キャリブレーションの結果、非常にフラットな特性になる

ちなみに、先ほどのCAL/PRESETボタンではFLATのほかにDESKというモードも用意されています。これは机の上にモニタースピーカーを設置すると、机による反射によって中域特性が変わるので、これを補正してくれる機能のようですが、先ほどのキャリブレーションによって、その辺もすべて考慮の上調整してくれるので、このDESKモードを使うことはあまりなさそうです。

もちろん、キャリブレーションによるフラットな特性だと、どうも低域が物足りなく感じるとか、高域をもっと出したいという人もいると思います。その場合はリアにあるLF EXTENSION、LF、HFというスイッチを使ってある程度調整することは可能です。

リアのボタンである程度、周波数特性を調整することが可能

ところで、このiLoud MTMがよくできているのは、その設置の自由度が一般的な箱型スピーカーと比較して、非常に高いこと。付属スタンドが用意されており、これによって、0~20度の角度をつけることが可能になっているのです。しかも、このスタンドがアイソレーターとしての機能も持っているから多少、安定感の悪いデスクであっても、低音をしっかり出すことができるんですね。

付属スタンドを使って20度の角度をつけた状態

水平=0度に設定した状態

また横置き用のゴム製設置台も用意されていているので、場所によっては横置きで使うといった選択も可能。さらに底面にはマイク・スタンド設置用のネジ穴もあるので、スタジオに持ち込んだり、ライブで使うといった場合にも、自由度高く設置して使うことができるようになっているのです。

付属のゴム製設置台を使って、横置きに設置してみた

そして何よりすごいのは、そのように持ち運んだ先で、改めてキャリブレーションを行うと自分の部屋で聴いたのと同じ音にすることができる、という点。

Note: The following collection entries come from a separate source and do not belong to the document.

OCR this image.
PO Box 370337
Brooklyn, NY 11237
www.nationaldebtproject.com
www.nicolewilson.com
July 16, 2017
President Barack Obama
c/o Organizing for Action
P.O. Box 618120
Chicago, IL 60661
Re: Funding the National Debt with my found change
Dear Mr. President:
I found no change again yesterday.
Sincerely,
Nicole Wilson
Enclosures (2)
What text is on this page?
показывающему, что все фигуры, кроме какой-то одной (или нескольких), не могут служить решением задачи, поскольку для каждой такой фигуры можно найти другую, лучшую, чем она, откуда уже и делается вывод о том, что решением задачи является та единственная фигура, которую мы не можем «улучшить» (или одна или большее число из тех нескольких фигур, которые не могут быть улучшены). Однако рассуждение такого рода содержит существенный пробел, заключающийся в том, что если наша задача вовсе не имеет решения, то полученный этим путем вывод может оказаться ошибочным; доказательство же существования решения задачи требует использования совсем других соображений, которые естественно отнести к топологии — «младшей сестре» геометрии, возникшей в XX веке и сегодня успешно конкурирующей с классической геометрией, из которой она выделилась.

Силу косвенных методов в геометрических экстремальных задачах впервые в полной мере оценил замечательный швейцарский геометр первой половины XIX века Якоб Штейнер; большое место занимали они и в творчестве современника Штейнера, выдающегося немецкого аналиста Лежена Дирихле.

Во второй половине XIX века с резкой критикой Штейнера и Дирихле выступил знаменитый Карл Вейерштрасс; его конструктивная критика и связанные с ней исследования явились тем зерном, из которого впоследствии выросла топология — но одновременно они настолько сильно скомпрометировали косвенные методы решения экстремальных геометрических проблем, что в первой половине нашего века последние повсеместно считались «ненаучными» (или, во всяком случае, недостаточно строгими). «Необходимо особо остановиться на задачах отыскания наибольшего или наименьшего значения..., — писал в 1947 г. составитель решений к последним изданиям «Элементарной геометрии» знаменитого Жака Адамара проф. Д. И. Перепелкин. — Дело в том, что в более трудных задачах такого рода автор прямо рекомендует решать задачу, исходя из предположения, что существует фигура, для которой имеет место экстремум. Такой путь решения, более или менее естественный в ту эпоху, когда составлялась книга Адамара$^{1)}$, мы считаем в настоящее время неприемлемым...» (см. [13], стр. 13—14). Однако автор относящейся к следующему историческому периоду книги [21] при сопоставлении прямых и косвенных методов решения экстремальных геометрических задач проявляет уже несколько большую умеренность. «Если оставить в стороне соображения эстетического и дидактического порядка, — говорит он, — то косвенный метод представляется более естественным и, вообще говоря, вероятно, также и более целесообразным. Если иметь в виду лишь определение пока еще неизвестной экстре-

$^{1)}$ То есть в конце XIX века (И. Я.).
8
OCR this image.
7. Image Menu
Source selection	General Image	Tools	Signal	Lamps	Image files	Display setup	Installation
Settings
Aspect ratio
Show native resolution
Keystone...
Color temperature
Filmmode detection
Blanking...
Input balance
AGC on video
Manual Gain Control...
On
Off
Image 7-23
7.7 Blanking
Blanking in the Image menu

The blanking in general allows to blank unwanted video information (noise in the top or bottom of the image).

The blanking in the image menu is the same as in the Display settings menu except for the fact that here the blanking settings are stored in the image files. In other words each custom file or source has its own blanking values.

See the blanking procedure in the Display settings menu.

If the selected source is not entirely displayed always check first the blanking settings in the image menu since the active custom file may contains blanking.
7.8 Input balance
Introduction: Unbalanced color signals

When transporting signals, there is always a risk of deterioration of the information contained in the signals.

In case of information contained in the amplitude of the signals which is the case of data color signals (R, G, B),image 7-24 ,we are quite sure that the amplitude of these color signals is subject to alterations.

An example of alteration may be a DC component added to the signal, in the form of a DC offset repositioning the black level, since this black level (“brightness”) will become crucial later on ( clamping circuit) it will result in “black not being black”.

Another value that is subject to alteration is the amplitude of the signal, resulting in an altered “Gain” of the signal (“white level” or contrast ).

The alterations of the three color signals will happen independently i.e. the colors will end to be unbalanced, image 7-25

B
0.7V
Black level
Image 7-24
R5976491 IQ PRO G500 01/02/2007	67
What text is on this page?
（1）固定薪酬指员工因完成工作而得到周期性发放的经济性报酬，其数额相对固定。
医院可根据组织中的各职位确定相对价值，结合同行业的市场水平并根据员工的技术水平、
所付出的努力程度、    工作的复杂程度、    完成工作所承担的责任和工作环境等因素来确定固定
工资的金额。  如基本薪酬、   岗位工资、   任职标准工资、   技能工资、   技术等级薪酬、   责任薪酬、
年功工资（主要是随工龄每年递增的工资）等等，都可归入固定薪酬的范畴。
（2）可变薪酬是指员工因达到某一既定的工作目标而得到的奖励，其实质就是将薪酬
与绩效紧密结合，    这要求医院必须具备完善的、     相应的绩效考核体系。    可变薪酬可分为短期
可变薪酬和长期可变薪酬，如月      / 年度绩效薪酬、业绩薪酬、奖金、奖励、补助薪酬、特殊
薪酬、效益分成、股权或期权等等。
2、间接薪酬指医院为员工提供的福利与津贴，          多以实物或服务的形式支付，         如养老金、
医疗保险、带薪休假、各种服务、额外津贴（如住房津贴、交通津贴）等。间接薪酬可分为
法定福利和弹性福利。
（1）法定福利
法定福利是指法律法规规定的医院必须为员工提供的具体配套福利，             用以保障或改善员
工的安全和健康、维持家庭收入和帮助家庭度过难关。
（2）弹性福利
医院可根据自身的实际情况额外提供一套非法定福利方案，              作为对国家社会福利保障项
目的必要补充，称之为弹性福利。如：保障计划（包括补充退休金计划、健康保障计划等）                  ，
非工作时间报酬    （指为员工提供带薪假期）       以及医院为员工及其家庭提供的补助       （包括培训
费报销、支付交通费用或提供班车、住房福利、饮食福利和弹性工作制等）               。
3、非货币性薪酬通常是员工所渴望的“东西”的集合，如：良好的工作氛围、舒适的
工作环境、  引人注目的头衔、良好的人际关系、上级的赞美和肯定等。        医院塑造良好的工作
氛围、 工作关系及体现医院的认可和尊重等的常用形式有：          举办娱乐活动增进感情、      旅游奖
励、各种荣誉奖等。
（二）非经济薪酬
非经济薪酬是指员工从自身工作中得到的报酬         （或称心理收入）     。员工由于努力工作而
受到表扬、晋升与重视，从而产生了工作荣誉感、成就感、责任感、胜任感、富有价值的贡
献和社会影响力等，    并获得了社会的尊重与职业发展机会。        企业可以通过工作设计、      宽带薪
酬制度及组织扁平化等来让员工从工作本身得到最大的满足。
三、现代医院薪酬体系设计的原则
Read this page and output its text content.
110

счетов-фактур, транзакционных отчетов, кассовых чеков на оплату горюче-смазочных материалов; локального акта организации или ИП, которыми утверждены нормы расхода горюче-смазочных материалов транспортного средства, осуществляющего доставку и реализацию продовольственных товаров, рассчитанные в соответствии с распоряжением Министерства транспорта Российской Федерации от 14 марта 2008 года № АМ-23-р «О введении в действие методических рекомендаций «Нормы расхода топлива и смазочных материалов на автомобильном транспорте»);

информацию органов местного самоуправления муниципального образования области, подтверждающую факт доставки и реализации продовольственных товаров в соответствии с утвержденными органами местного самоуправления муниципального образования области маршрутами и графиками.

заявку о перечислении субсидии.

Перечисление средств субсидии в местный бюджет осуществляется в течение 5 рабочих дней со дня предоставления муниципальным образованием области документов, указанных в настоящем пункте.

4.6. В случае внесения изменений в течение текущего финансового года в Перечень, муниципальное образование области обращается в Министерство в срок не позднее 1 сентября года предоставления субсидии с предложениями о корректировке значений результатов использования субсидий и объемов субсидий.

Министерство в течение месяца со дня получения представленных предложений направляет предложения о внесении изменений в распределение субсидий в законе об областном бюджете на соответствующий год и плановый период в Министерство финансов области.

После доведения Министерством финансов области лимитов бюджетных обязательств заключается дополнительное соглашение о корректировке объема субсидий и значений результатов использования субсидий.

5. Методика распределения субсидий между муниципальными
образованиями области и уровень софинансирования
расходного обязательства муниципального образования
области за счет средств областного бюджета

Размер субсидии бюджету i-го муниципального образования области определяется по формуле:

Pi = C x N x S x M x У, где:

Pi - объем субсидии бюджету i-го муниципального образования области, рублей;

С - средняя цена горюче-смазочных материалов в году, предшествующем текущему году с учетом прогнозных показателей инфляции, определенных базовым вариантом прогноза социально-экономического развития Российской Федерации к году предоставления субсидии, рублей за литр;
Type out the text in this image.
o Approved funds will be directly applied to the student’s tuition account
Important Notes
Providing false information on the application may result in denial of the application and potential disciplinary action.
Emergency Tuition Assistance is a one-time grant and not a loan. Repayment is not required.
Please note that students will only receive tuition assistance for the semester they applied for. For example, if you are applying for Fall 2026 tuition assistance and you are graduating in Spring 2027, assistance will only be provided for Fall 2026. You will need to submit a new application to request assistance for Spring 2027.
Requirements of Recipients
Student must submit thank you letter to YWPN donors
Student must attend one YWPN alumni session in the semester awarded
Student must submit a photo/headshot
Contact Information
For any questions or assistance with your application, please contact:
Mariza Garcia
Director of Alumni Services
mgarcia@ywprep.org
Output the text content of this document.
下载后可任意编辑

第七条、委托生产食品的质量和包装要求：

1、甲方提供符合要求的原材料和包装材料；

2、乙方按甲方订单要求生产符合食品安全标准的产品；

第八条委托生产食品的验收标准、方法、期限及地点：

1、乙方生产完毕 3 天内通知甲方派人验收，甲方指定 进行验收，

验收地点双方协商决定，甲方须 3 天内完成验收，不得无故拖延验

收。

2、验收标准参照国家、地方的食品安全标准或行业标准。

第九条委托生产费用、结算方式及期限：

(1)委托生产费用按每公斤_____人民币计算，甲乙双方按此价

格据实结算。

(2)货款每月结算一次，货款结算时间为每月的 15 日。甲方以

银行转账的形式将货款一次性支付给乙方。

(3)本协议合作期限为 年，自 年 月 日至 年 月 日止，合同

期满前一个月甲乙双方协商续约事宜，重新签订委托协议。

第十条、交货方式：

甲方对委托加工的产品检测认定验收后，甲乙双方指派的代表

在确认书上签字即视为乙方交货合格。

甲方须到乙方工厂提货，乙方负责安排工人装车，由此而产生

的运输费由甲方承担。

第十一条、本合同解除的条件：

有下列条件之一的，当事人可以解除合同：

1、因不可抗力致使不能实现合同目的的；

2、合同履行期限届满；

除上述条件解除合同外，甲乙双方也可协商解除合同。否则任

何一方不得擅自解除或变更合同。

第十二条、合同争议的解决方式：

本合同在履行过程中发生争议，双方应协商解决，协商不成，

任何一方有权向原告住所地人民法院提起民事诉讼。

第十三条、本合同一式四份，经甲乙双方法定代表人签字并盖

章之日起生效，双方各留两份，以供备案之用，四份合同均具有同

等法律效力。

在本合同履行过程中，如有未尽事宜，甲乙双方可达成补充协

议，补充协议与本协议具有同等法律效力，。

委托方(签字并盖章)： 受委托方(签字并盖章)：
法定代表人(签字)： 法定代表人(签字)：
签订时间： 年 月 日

持ち運ぶと、当然、そこでの空間の環境が異なるので、モニタースピーカーの音は変わってしまいますが、キャリブレーションをすれば、どんな環境でも同じフラットな状態に持っていくことができるので、いつでも同じ音でモニターできるという安心感は大きいと思います。

キャリブレーション機能の有無は、まさにモニタースピーカーの概念を大きく変える革命的なもの。一度その威力を知ってしまうともう元に戻ることができないかもしれませんが、ぜひiLoud MTMで本当の意味でのフラットなモニター環境を構築してみてはいかがですか?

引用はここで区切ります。